Estonia krytykuje Gazociąg
Rząd Estonii ostro skrytykował - przy okazji wizyty niemieckiego ministra spraw zagranicznych Franka- Waltera Steinmeiera w Tallinie - Gazociąg Północny, którym od 2010 roku ma popłynąć przez Morze Bałtyckie gaz z Rosji do Niemiec.
O pierwszej podróży szefa niemieckiej dyplomacji do trzech krajów bałtyckich - Estonii, Łotwy i Litwy - poinformowała agencja dpa.
Nadal istnieją spore zastrzeżenia ekologiczne wobec tego projektu - powiedział szef estońskiej dyplomacji Urmas Paet w środę po spotkaniu ze Steinmeierem w Tallinie. Wyjaśnił, że Estonia bada obecnie wniosek Gazpromu, który stara się o zezwolenie na budowę części trasy przez estońskie terytorium.
Decyzji należy się spodziewać najwcześniej jesienią - zaznaczył Paet. Trzeba wykluczyć wszelkie ewentualne zagrożenia dla środowiska naturalnego krajów leżących nad Bałtykiem - uważa estoński polityk.

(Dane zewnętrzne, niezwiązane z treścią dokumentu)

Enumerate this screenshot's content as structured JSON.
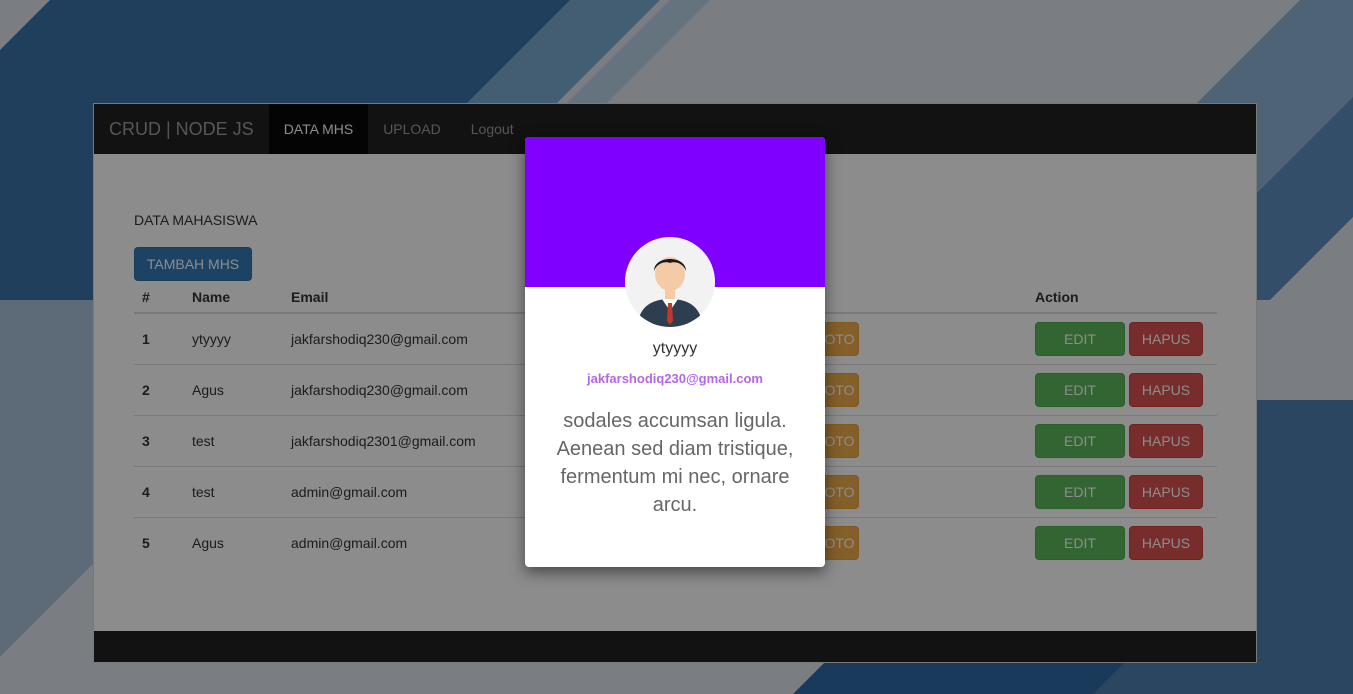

Steinmeier bronił niemiecko-rosyjskiego projektu, który - jego zdaniem - stanowi element zaopatrzenia Europy w bezpieczną energię. Gazociąg służy zapewnieniu Europie uzupełniających dostaw energii - tłumaczył, zastrzegając, że warunkiem realizacji projektu jest dotrzymanie wszystkich norm ochrony środowiska. Jak podkreśla dpa, przeciwna budowie gazociągu jest także Polska. Rząd w Warszawie obawia się, że Rosja będzie mogła dyktować ceny - pisze agencja.
Dpa przypomina, że rząd estoński odwołał w maju spotkanie z Gerhardem Schroederem. Były kanclerz Niemiec (1998-2005) jest obecnie szefem rady nadzorczej Nord Stream, spółki budującej niemiecko-rosyjski gazociąg. Schroeder chciał rozmawiać z estońskimi władzami o przebiegu gazociągu przez terytorium Estonii, co przyspieszyłoby jego budowę. Odmowę spotkania uzasadniono postawą Schroedera w sporze między Estonią a Rosją o pomnik żołnierzy radzieckich. Były kanclerz krytykował publicznie decyzję Estonii o przeniesieniu pomnika z centrum Tallina na cmentarz wojskowy.
Podczas spotkania z Paetem Steinmeier zabiegał o nową umowę o współpracy i partnerstwie z Rosją. Zawarcie takiej umowy odpowiada interesom UE, gdyż wzmocniłoby pozycję Wspólnoty wobec Rosji - argumentował. W czasie swego przewodnictwa w Unii w pierwszym półroczu tego roku Berlin zabiegał o rozpoczęcie negocjacji z Moskwą. Ze względu na nierozwiązany spór wokół rosyjskiego embarga na dostawy polskiego mięsa do Rosji nie doszło do podjęcia rozmów.